![]() |
| Ruang belajar dan penelitian bagi mahasiswa Universitas Teknologi Informasi dan Komunikasi. |
Menghadapi meningkatnya permintaan akan tenaga kerja terampil, banyak anak muda dan pekerja di provinsi ini secara proaktif mempelajari bahasa Mandarin atau memilih bidang studi yang mengintegrasikan teknologi dan bahasa Mandarin untuk meningkatkan daya saing mereka.
Menurut survei kami, permintaan akan tenaga kerja berbahasa Mandarin saat ini dua kali lebih tinggi daripada untuk orang Jepang dan 5,5 kali lebih tinggi daripada untuk orang Korea. Mengingat persyaratan yang semakin ketat dari pemberi kerja asing, pergeseran dari "tenaga kerja murni teknis" ke "tenaga kerja multitasking"—menggabungkan keahlian teknis dengan kemahiran berbahasa Mandarin—menjadi tak terhindarkan.
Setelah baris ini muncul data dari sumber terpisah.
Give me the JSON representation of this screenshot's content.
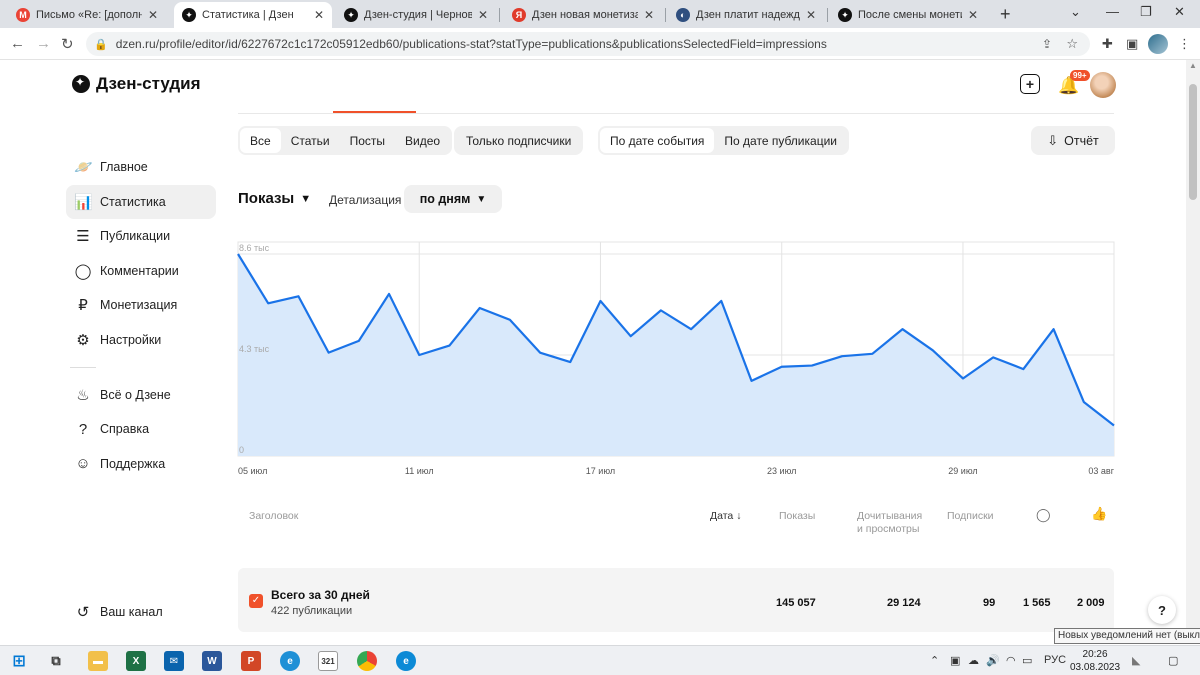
{
  "browser": {
    "tabs": [
      {
        "title": "Письмо «Re: [дополнение]",
        "fav_color": "#ea4335",
        "fav_glyph": "M",
        "active": false
      },
      {
        "title": "Статистика | Дзен",
        "fav_color": "#111111",
        "fav_glyph": "✦",
        "active": true
      },
      {
        "title": "Дзен-студия | Черновик | Л",
        "fav_color": "#111111",
        "fav_glyph": "✦",
        "active": false
      },
      {
        "title": "Дзен новая монетизация з",
        "fav_color": "#e03b2b",
        "fav_glyph": "Я",
        "active": false
      },
      {
        "title": "Дзен платит надеждами —",
        "fav_color": "#2f4f7f",
        "fav_glyph": "◐",
        "active": false
      },
      {
        "title": "После смены монетизаци",
        "fav_color": "#111111",
        "fav_glyph": "✦",
        "active": false
      }
    ],
    "new_tab": "+",
    "url": "dzen.ru/profile/editor/id/6227672c1c172c05912edb60/publications-stat?statType=publications&publicationsSelectedField=impressions"
  },
  "app": {
    "brand": "Дзен-студия",
    "sidebar": [
      {
        "label": "Главное",
        "icon": "planet-icon",
        "glyph": "🪐"
      },
      {
        "label": "Статистика",
        "icon": "stats-icon",
        "glyph": "📊",
        "active": true
      },
      {
        "label": "Публикации",
        "icon": "publications-icon",
        "glyph": "☰"
      },
      {
        "label": "Комментарии",
        "icon": "comment-icon",
        "glyph": "◯"
      },
      {
        "label": "Монетизация",
        "icon": "ruble-icon",
        "glyph": "₽"
      },
      {
        "label": "Настройки",
        "icon": "gear-icon",
        "glyph": "⚙"
      }
    ],
    "sidebar_secondary": [
      {
        "label": "Всё о Дзене",
        "icon": "flame-icon",
        "glyph": "♨"
      },
      {
        "label": "Справка",
        "icon": "help-icon",
        "glyph": "?"
      },
      {
        "label": "Поддержка",
        "icon": "support-icon",
        "glyph": "☺"
      }
    ],
    "your_channel": "Ваш канал",
    "notifications_badge": "99+"
  },
  "filters": {
    "content_types": [
      "Все",
      "Статьи",
      "Посты",
      "Видео"
    ],
    "subscribers_only": "Только подписчики",
    "date_modes": [
      "По дате события",
      "По дате публикации"
    ],
    "report": "Отчёт"
  },
  "metric": {
    "label": "Показы",
    "detail_label": "Детализация",
    "detail_value": "по дням"
  },
  "chart_data": {
    "type": "area",
    "y_ticks": [
      "8.6 тыс",
      "4.3 тыс",
      "0"
    ],
    "x_ticks": [
      "05 июл",
      "11 июл",
      "17 июл",
      "23 июл",
      "29 июл",
      "03 авг"
    ],
    "ylim": [
      0,
      8600
    ],
    "grid": true,
    "color": "#1a73e8",
    "fill": "#d9e9fb",
    "x": [
      "05 июл",
      "06 июл",
      "07 июл",
      "08 июл",
      "09 июл",
      "10 июл",
      "11 июл",
      "12 июл",
      "13 июл",
      "14 июл",
      "15 июл",
      "16 июл",
      "17 июл",
      "18 июл",
      "19 июл",
      "20 июл",
      "21 июл",
      "22 июл",
      "23 июл",
      "24 июл",
      "25 июл",
      "26 июл",
      "27 июл",
      "28 июл",
      "29 июл",
      "30 июл",
      "31 июл",
      "01 авг",
      "02 авг",
      "03 авг"
    ],
    "values": [
      8600,
      6500,
      6800,
      4400,
      4900,
      6900,
      4300,
      4700,
      6300,
      5800,
      4400,
      4000,
      6600,
      5100,
      6200,
      5400,
      6600,
      3200,
      3800,
      3850,
      4250,
      4350,
      5400,
      4500,
      3300,
      4200,
      3700,
      5400,
      2300,
      1300
    ]
  },
  "table": {
    "headers": {
      "title": "Заголовок",
      "date": "Дата",
      "impressions": "Показы",
      "reads_line1": "Дочитывания",
      "reads_line2": "и просмотры",
      "subs": "Подписки"
    },
    "total": {
      "title": "Всего за 30 дней",
      "subtitle": "422 публикации",
      "impressions": "145 057",
      "reads": "29 124",
      "subs": "99",
      "comments": "1 565",
      "likes": "2 009"
    }
  },
  "tooltip": "Новых уведомлений нет (выкл.)",
  "taskbar": {
    "lang": "РУС",
    "time": "20:26",
    "date": "03.08.2023"
  }
}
Hal ini dipandang sebagai "tiket" bagi para pekerja untuk meraih peluang kerja berkualitas tinggi di tanah air mereka.
Pada kenyataannya, kemampuan berbahasa Mandarin memberikan keunggulan kompetitif yang jelas, menghasilkan pendapatan 30-50% lebih tinggi dibandingkan karyawan biasa.
Bapak Nguyen Van Son, seorang insinyur perawatan dan perbaikan mesin di DBG Technology Vietnam Co., Ltd., berbagi: “Menyadari bahwa kemampuan berbahasa asing merupakan keuntungan penting, saya secara proaktif belajar dan memperoleh sertifikat HSK 4. Berkat ini, setelah hanya 3 bulan bekerja, saya memperoleh penghasilan 18 juta VND/bulan – sekitar 4-5 juta VND lebih tinggi daripada rekan kerja di posisi yang sama yang tidak menguasai bahasa asing.”
![]() |
| Para pekerja mengikuti wawancara kerja di sebuah perusahaan Tiongkok di provinsi tersebut. |
Untuk mengatasi kekurangan sumber daya manusia berkualitas tinggi di daerah tersebut, lembaga pendidikan dan pelatihan di provinsi ini telah mengalami transformasi yang signifikan. Sistem pelatihan, dari program universitas reguler hingga pusat pelatihan jangka pendek, telah ditingkatkan agar selaras dengan kebutuhan praktis bisnis.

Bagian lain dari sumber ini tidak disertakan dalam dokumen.